An American author claims that nothing works better than misery for a Brit to feel happy.
Former New York Times journalist Eric Weiner writes in his book 'The Geography of Bliss' that Brits are never happier than when in the most miserable condition.
The book, which has received rave reviews and is riding high in the bestseller charts across the Atlantic, said that Brits believed that happiness was something for Americans, and that they could only enjoy themselves when they had something to complain about.
"Britain is a great place for grumps, and most Brits, I suspect, derive a perverse pleasure from their grumpiness. For the British, happiness is a transatlantic import. And by transatlantic, they mean American. And by American, they mean silly, infantile drivel," the Telegraph quoted Weiner as writing in the book.

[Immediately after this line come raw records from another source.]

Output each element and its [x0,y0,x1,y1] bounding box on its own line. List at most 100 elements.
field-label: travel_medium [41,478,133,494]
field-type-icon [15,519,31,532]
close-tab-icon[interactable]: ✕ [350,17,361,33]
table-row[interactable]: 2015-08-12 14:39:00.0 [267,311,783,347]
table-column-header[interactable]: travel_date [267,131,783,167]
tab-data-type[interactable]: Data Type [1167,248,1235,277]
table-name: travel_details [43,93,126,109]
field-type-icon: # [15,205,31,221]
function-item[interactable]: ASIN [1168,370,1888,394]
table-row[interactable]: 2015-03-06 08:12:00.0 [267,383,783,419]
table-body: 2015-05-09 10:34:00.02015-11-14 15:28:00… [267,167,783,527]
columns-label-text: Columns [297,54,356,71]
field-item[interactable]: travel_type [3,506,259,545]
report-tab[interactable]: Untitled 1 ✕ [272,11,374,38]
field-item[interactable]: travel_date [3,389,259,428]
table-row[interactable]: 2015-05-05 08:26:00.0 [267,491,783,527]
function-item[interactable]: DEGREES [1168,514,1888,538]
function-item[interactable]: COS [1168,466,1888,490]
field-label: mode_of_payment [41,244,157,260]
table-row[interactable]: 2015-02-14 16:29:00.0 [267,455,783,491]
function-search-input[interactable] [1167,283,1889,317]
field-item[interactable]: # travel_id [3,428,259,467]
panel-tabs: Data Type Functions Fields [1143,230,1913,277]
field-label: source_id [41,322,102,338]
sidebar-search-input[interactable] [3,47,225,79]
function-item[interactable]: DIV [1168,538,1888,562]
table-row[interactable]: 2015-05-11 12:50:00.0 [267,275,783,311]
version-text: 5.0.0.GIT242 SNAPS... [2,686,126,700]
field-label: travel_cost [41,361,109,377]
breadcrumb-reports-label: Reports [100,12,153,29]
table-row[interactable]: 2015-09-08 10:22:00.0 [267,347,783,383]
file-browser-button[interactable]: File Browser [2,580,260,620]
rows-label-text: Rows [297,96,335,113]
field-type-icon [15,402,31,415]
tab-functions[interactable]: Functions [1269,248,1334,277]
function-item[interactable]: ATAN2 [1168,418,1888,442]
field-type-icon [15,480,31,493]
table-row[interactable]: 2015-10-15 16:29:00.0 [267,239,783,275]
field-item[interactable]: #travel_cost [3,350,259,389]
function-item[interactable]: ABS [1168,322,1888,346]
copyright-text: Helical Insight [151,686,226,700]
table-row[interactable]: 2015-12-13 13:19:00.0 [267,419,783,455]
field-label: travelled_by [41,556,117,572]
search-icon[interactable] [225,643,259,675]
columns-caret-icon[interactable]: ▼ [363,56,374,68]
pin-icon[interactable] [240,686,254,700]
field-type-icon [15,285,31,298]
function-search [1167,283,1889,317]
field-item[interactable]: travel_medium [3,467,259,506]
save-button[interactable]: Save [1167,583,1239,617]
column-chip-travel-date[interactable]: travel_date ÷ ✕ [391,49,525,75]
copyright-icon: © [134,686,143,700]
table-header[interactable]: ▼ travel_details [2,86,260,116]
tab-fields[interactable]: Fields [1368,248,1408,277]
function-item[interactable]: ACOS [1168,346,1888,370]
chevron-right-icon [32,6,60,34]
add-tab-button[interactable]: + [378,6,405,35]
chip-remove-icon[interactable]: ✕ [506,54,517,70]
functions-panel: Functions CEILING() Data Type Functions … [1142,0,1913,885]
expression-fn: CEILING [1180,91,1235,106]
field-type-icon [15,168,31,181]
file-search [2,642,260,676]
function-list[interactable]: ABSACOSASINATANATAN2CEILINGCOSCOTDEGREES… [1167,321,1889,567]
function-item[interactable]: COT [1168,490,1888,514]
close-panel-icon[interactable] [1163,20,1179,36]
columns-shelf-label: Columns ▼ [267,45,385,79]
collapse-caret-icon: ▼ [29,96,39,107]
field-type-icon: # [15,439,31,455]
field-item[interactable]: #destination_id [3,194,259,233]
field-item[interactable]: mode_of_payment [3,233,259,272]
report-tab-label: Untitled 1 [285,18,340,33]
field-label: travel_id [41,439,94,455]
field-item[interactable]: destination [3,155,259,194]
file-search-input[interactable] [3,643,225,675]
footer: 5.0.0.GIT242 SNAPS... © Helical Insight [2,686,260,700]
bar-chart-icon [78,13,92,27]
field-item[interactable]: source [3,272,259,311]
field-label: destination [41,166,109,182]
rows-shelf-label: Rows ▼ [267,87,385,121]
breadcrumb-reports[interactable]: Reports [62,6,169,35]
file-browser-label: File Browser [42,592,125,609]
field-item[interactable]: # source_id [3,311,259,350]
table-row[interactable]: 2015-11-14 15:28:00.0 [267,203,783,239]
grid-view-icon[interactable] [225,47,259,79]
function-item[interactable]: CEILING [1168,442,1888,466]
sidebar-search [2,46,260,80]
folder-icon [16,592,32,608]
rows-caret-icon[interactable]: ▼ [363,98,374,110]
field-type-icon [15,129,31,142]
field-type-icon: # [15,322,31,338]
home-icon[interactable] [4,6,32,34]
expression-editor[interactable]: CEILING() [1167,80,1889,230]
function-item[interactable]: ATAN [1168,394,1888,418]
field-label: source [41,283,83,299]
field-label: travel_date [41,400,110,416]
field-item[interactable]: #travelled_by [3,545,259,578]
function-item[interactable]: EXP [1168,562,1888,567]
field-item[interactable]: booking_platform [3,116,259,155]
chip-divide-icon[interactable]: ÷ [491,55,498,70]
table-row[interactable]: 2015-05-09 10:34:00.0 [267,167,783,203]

"For the English, life is not about happiness but getting by," he wrote.
o gather substantial information for his book, the award-winning journalist spent a year travelling the world to find its happiest nooks and crannies.
He passed through Iceland, Holland and Switzerland, Bhutan, and Qatar while travelling.
He discovered that a town in Berkshire named Slough was full of unhappiness.
"Slough is a treasure trove of unhappiness, buried beneath a copious layer of gloom," he said.
"The colours range from deeper to lighter shades of grey. The people seem grey, too, and slightly dishevelled," he added.
However, officials at Slough Borough Council have slammed Weiner's views, denying that the town was grey and miserable.
"We found it frustrating when Slough became a byword for the epitome of all that was worst about this country but it's actually quite distressing. We now seem to have become an international whipping boy. It's all a big misconception," Andrew Blake-Herbert, the council's director of resources, said.